As her pen moved, Lin Xi easily calculated the answer to the last multiple-choice question, but her other train of thought was derailed.
She had never found a problem so difficult to solve, and she even began to doubt herself.
If that was the case, wouldn’t her plan be back at square one?
Cheng Jianbang sat at the podium, admiring the way the students solved the problems. His favorite expression was the sudden enlightenment of a student after a period of struggle; such transitions gave him physical and mental pleasure.
But just as he raised his cup to admire the view, his smile froze.
His most prized student—Lin Xi, who consistently ranked first in math—had her brow furrowed, looking extremely troubled by the paper.
What’s wrong?
Is this paper harder than the placement exam?
Impossible!
A butterfly flapping its wings in the tropical rainforest of South America could cause a tornado in Texas two weeks later. Cheng Jianbang would never have guessed that Lin Xi’s frown was due to romantic troubles; he began to doubt himself and re-examined the paper he had just written.
A second after Cheng Jianbang lowered his head, Lin Xi looked up.
She was fed up with self-doubt. Holding her prepared lines, she intended to test Gu Nianyin.
But before she could speak, she stopped.
The bright sunlight poured through the window, illuminating Gu Nianyin’s profile as she quietly wrote. She looked the same as ever, but the rhythm of her pen touching the paper wasn’t particularly smooth.

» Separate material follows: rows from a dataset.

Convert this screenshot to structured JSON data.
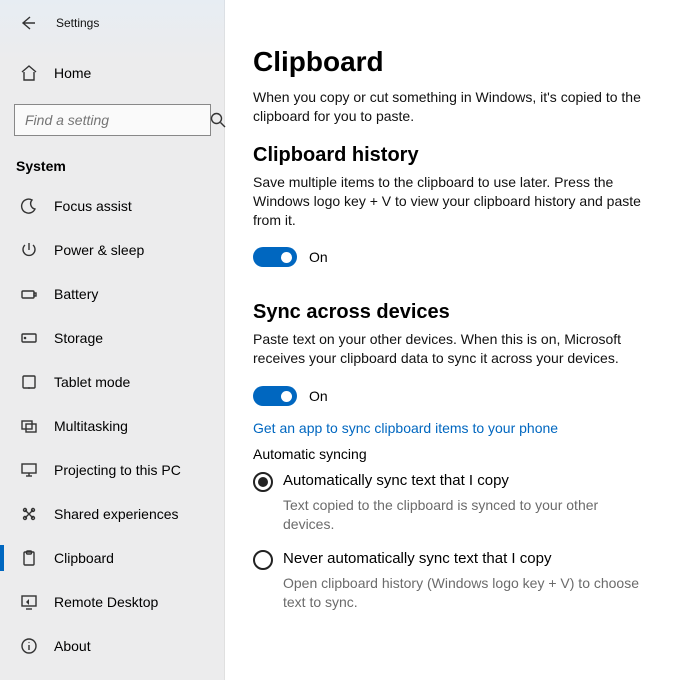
{
  "app": {
    "title": "Settings"
  },
  "home": {
    "label": "Home"
  },
  "search": {
    "placeholder": "Find a setting"
  },
  "group": {
    "label": "System"
  },
  "nav": {
    "items": [
      {
        "label": "Focus assist"
      },
      {
        "label": "Power & sleep"
      },
      {
        "label": "Battery"
      },
      {
        "label": "Storage"
      },
      {
        "label": "Tablet mode"
      },
      {
        "label": "Multitasking"
      },
      {
        "label": "Projecting to this PC"
      },
      {
        "label": "Shared experiences"
      },
      {
        "label": "Clipboard"
      },
      {
        "label": "Remote Desktop"
      },
      {
        "label": "About"
      }
    ]
  },
  "page": {
    "title": "Clipboard",
    "intro": "When you copy or cut something in Windows, it's copied to the clipboard for you to paste."
  },
  "history": {
    "heading": "Clipboard history",
    "desc": "Save multiple items to the clipboard to use later. Press the Windows logo key + V to view your clipboard history and paste from it.",
    "toggle_state": "On"
  },
  "sync": {
    "heading": "Sync across devices",
    "desc": "Paste text on your other devices. When this is on, Microsoft receives your clipboard data to sync it across your devices.",
    "toggle_state": "On",
    "link": "Get an app to sync clipboard items to your phone",
    "auto_heading": "Automatic syncing",
    "opt1": {
      "label": "Automatically sync text that I copy",
      "desc": "Text copied to the clipboard is synced to your other devices."
    },
    "opt2": {
      "label": "Never automatically sync text that I copy",
      "desc": "Open clipboard history (Windows logo key + V) to choose text to sync."
    }
  }
}
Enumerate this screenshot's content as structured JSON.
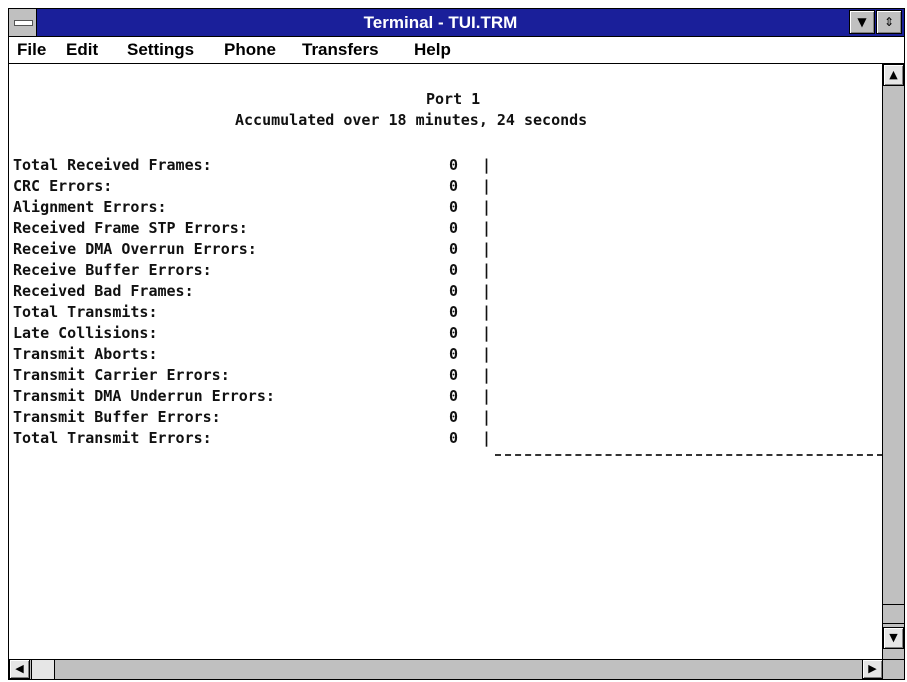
{
  "window": {
    "title": "Terminal - TUI.TRM",
    "minimize_glyph": "▼",
    "restore_glyph": "⇕"
  },
  "menu": [
    {
      "label": "File"
    },
    {
      "label": "Edit"
    },
    {
      "label": "Settings"
    },
    {
      "label": "Phone"
    },
    {
      "label": "Transfers"
    },
    {
      "label": "Help"
    }
  ],
  "terminal": {
    "port": "Port 1",
    "accumulated": "Accumulated over 18 minutes, 24 seconds",
    "separator": "|",
    "stats": [
      {
        "label": "Total Received Frames:",
        "value": "0"
      },
      {
        "label": "CRC Errors:",
        "value": "0"
      },
      {
        "label": "Alignment Errors:",
        "value": "0"
      },
      {
        "label": "Received Frame STP Errors:",
        "value": "0"
      },
      {
        "label": "Receive DMA Overrun Errors:",
        "value": "0"
      },
      {
        "label": "Receive Buffer Errors:",
        "value": "0"
      },
      {
        "label": "Received Bad Frames:",
        "value": "0"
      },
      {
        "label": "Total Transmits:",
        "value": "0"
      },
      {
        "label": "Late Collisions:",
        "value": "0"
      },
      {
        "label": "Transmit Aborts:",
        "value": "0"
      },
      {
        "label": "Transmit Carrier Errors:",
        "value": "0"
      },
      {
        "label": "Transmit DMA Underrun Errors:",
        "value": "0"
      },
      {
        "label": "Transmit Buffer Errors:",
        "value": "0"
      },
      {
        "label": "Total Transmit Errors:",
        "value": "0"
      }
    ]
  },
  "scrollbars": {
    "up_glyph": "▲",
    "down_glyph": "▼",
    "left_glyph": "◀",
    "right_glyph": "▶"
  }
}
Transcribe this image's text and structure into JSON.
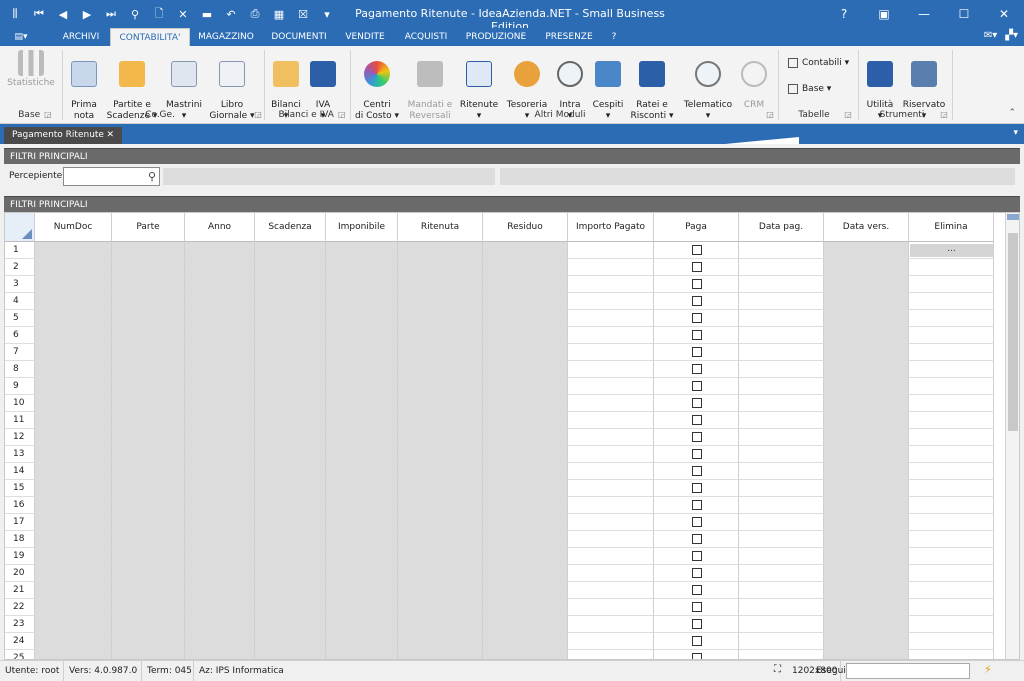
{
  "window": {
    "title": "Pagamento Ritenute - IdeaAzienda.NET - Small Business Edition",
    "help": "?"
  },
  "ribbon_tabs": [
    {
      "label": "ARCHIVI"
    },
    {
      "label": "CONTABILITA'",
      "active": true
    },
    {
      "label": "MAGAZZINO"
    },
    {
      "label": "DOCUMENTI"
    },
    {
      "label": "VENDITE"
    },
    {
      "label": "ACQUISTI"
    },
    {
      "label": "PRODUZIONE"
    },
    {
      "label": "PRESENZE"
    },
    {
      "label": "?"
    }
  ],
  "ribbon": {
    "statistiche": "Statistiche",
    "prima_nota": "Prima\nnota",
    "partite": "Partite e\nScadenze ▾",
    "mastrini": "Mastrini\n▾",
    "libro": "Libro\nGiornale ▾",
    "bilanci": "Bilanci\n▾",
    "iva": "IVA\n▾",
    "centri": "Centri\ndi Costo ▾",
    "mandati": "Mandati e\nReversali",
    "ritenute": "Ritenute\n▾",
    "tesoreria": "Tesoreria\n▾",
    "intra": "Intra\n▾",
    "cespiti": "Cespiti\n▾",
    "ratei": "Ratei e\nRisconti ▾",
    "telematico": "Telematico\n▾",
    "crm": "CRM",
    "contabili": "Contabili ▾",
    "base": "Base ▾",
    "utilita": "Utilità\n▾",
    "riservato": "Riservato\n▾",
    "groups": {
      "base": "Base",
      "coge": "Co.Ge.",
      "bilanci_iva": "Bilanci e IVA",
      "altri": "Altri Moduli",
      "tabelle": "Tabelle",
      "strumenti": "Strumenti"
    }
  },
  "doc_tab": {
    "label": "Pagamento Ritenute",
    "close": "✕"
  },
  "filters": {
    "header": "FILTRI PRINCIPALI",
    "percepiente_label": "Percepiente"
  },
  "grid": {
    "header": "FILTRI PRINCIPALI",
    "columns": [
      "NumDoc",
      "Parte",
      "Anno",
      "Scadenza",
      "Imponibile",
      "Ritenuta",
      "Residuo",
      "Importo Pagato",
      "Paga",
      "Data pag.",
      "Data vers.",
      "Elimina"
    ],
    "row_numbers": [
      "1",
      "2",
      "3",
      "4",
      "5",
      "6",
      "7",
      "8",
      "9",
      "10",
      "11",
      "12",
      "13",
      "14",
      "15",
      "16",
      "17",
      "18",
      "19",
      "20",
      "21",
      "22",
      "23",
      "24",
      "25"
    ],
    "elimina_button": "..."
  },
  "status": {
    "utente": "Utente: root",
    "vers": "Vers: 4.0.987.0",
    "term": "Term: 045",
    "az": "Az: IPS Informatica",
    "resolution": "1202x800",
    "esegui": "Esegui"
  },
  "colors": {
    "accent": "#2b6cb4",
    "section_header": "#6a6a6a",
    "readonly_cell": "#dcdcdc"
  }
}
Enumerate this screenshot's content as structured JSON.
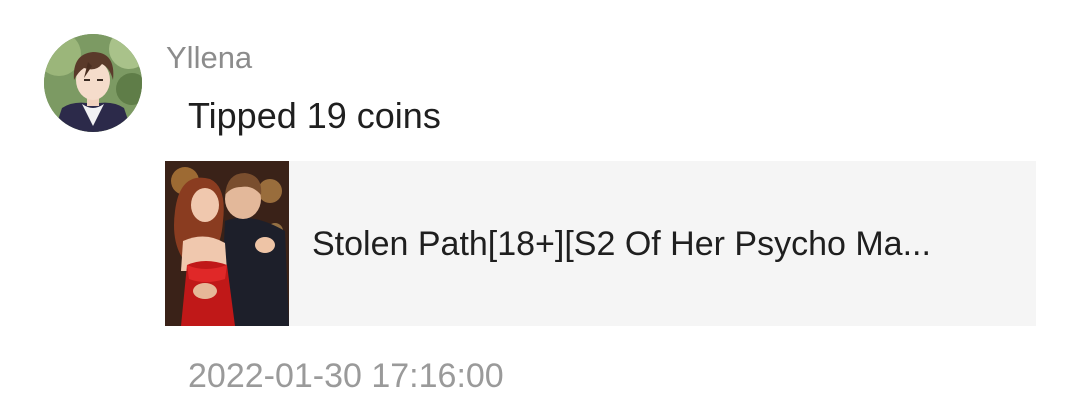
{
  "comment": {
    "username": "Yllena",
    "message": "Tipped 19 coins",
    "timestamp": "2022-01-30 17:16:00"
  },
  "book": {
    "title": "Stolen Path[18+][S2 Of Her Psycho Ma..."
  },
  "icons": {
    "avatar": "user-avatar-image",
    "cover": "book-cover-image"
  },
  "colors": {
    "username": "#8c8c8c",
    "message": "#1f1f1f",
    "card_background": "#f5f5f5",
    "timestamp": "#9a9a9a"
  }
}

The sun can make everything in the world clear, but it can also disguise the bad as the good.
Thanks to her experience with Xing Xiu, Lin Xi immediately spotted a problem in the rhythm and pace of Gu Nianyin’s calculations. She then noticed that Gu Nianyin’s naturally pale lips were even whiter now, as if she might collapse the next second.
The prepared words were pushed aside. Lin Xi spoke awkwardly: “Hey, what’s wrong with you?”
“My period,” Gu Nianyin answered softly.
Perhaps due to the physical discomfort, her calm voice held a hint of stubborn strain.
For someone with a “cold” constitution, every period was like surviving a disaster. Gu Nianyin had long since grown used to it. She kept Ibuprofen in her bag year-round, but she always waited until the pain started—waited until it was severe—before taking it.
Calculating the limit on the paper, Gu Nianyin wrote down the answer. She was unhurried, as if the pain wasn’t happening to her body, before she finally reached into her bag for the medicine.
However, when she looked up again, two individually wrapped red dates had appeared on her clean exam paper.
Lin Xi didn’t look up, but an authoritative voice came from her throat: “Eat them.”
Gu Nianyin’s gaze paused.
She took the items into her hand. The high-quality red dates radiated a warm temperature under the sunlight.
“They’re for replenishing your blood. They won’t interfere with your medicine,” Lin Xi added.
Gu Nianyin’s lips curled slightly. Amidst the paleness were many emotions that others couldn’t see: “Thank you.”
She set the pills aside and bit into a red date.
As the original sweetness—once sealed by dehydration—was revived by her saliva and filled her mouth, Gu Nianyin looked at Lin Xi again: “Lin Xi.”
Lin Xi’s train of thought for the problem was interrupted. She was a bit irritable: “What?”
“Can you do me one more favor?” Gu Nianyin asked.
Her voice was the same as before, but perhaps because Lin Xi now knew she was on her period, she seemed even more “pitiful.”
Lin Xi felt that this person was very good at “taking an inch when given a mile.” As soon as Lin Xi showed her any kindness, she immediately made another request, expecting her to be the “good person” until the very end.
Moral kidnapping!
Pure moral kidnapping!!
Lin Xi utterly disdained this behavior; her refusal was on the tip of her tongue.
But Gu Nianyin was looking up at her. The sunlight hit her anemic face, which was undeniably pale. Only her eyes remained clear and transparent, though they held a sense of frailty as her lashes drooped slightly.
…Then again, a girl’s period is indeed quite miserable.
And when someone asks for help at a time like this, what could it be? Just borrowing a pad or getting some hot water.
Most importantly, she still needed to build up favor with this person.
Lin Xi pursed her lips and relented: “Fine, tell me. What do you want?”
Gu Nianyin’s lips moved softly: “I want you.”